Wireless Credit Card Processing
Walk into a typical store or small business and you’ll see a credit card processing machine plugged into the wall and into the phone. In fact, many of us have had the experience of waiting for someone in the office to get off the phone so the credit card transaction could be completed. Even small ecommerce operations often use those machines, keying in transactions at the end of the day at a desk.
Sometimes, though, you want to take credit transactions away from that machine, in places where phones and electric outlets may be in short supply. You may take an order in someone’s home or in a coffee shop. You might make sales in your customers’ offices – are you going to ask to plus your machine in on their desks? You might make sales at trade shows, concerts, or festivals.

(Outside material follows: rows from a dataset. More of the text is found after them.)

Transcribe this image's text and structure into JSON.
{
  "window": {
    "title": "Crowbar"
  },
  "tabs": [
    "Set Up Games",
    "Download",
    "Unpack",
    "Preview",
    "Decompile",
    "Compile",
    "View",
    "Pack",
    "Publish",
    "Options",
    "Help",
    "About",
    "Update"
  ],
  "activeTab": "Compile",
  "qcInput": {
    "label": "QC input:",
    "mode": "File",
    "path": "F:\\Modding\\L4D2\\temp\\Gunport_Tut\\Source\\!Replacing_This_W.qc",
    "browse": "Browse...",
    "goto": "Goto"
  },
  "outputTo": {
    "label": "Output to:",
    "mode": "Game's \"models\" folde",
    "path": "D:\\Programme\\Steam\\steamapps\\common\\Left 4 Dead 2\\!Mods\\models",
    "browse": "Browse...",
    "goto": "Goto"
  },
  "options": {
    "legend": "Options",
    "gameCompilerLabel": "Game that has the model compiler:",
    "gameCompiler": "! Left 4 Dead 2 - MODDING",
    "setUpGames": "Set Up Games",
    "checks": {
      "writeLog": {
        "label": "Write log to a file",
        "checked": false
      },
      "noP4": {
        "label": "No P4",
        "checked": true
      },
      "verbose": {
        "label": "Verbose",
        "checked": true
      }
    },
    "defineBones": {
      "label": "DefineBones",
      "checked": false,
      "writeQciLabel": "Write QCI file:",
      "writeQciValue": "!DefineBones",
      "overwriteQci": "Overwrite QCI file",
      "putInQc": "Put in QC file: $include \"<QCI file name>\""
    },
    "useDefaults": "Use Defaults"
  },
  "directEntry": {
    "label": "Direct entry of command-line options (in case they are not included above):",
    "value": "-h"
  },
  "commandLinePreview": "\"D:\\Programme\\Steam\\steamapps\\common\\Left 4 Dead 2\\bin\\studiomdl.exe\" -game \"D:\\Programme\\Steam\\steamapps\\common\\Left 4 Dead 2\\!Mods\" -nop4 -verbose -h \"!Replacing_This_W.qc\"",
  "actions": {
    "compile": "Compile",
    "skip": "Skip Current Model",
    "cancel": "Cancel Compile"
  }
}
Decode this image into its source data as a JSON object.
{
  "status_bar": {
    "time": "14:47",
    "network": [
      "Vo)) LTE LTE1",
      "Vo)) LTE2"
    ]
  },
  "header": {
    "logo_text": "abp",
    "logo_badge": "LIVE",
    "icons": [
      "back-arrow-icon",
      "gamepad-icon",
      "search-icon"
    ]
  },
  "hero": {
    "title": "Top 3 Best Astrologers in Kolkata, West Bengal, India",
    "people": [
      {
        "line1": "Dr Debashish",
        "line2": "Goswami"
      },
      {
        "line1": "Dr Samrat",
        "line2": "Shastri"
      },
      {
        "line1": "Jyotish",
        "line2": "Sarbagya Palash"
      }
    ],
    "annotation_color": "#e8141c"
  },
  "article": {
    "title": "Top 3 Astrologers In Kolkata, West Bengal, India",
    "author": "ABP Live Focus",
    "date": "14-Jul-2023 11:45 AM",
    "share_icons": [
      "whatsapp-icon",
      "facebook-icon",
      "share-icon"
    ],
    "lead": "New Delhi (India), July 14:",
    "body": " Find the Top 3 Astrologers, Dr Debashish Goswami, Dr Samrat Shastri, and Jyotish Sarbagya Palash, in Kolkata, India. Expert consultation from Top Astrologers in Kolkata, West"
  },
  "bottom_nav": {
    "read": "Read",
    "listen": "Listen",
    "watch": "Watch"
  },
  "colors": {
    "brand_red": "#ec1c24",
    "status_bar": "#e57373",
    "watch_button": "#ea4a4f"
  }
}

For those sales, you used to have tough choices to make. If you refused to accept credit cards, you took a chance of alienating customers and losing sales. Offering discounts for cash would eat into your profit margin, and might not be allowed in all states. So you’d pull out the knucklebuster, the metal slide machine that took a fuzzy impression of your customer’s credit card.
You had to hope you’d be able to read those numbers at the end of the day when you keyed in the transactions. You also had to hope that the transactions would be accepted, because you had already produced the merchandise. Often, you’d also pay a higher fee for each and every one of those transactions, because you keyed them in instead of swiping them.
Those were the bad old days. Now, wireless credit card processing is a practical option.
Wireless processing lets you swipe the card and enter the total for the sale into the wireless credit card machine. The experience is the same for your customer as if you were back in that traditional store with a traditional credit card processing machine.
The signal is sent from the wireless credit card machine’s terminal to a wireless tower, much the same way that a cell phone connects to a tower and sends a signal. The information is then sent on to the processor and then to the bank that issued the credit card. The bank checks to make sure that the funds are available and sends an approval number to the processor. The processor sends the information back to the wireless credit card machine.
The whole process takes about ten seconds. That’s just enough time to compliment your customer’s excellent taste or ask if he’d like a bag.
At the end of the day, you settle your machine just as you settle a traditional credit card processing machine. You get the lower fees of a transaction that is “swiped” rather than keyed in, and you don’t have to spend the whole evening keying in those transactions. You also don’t have to worry about charging the wrong person because you couldn’t read those fuzzy numbers.
The advantages are clear. There’s no need to wait any longer to set up your wireless credit card processing system.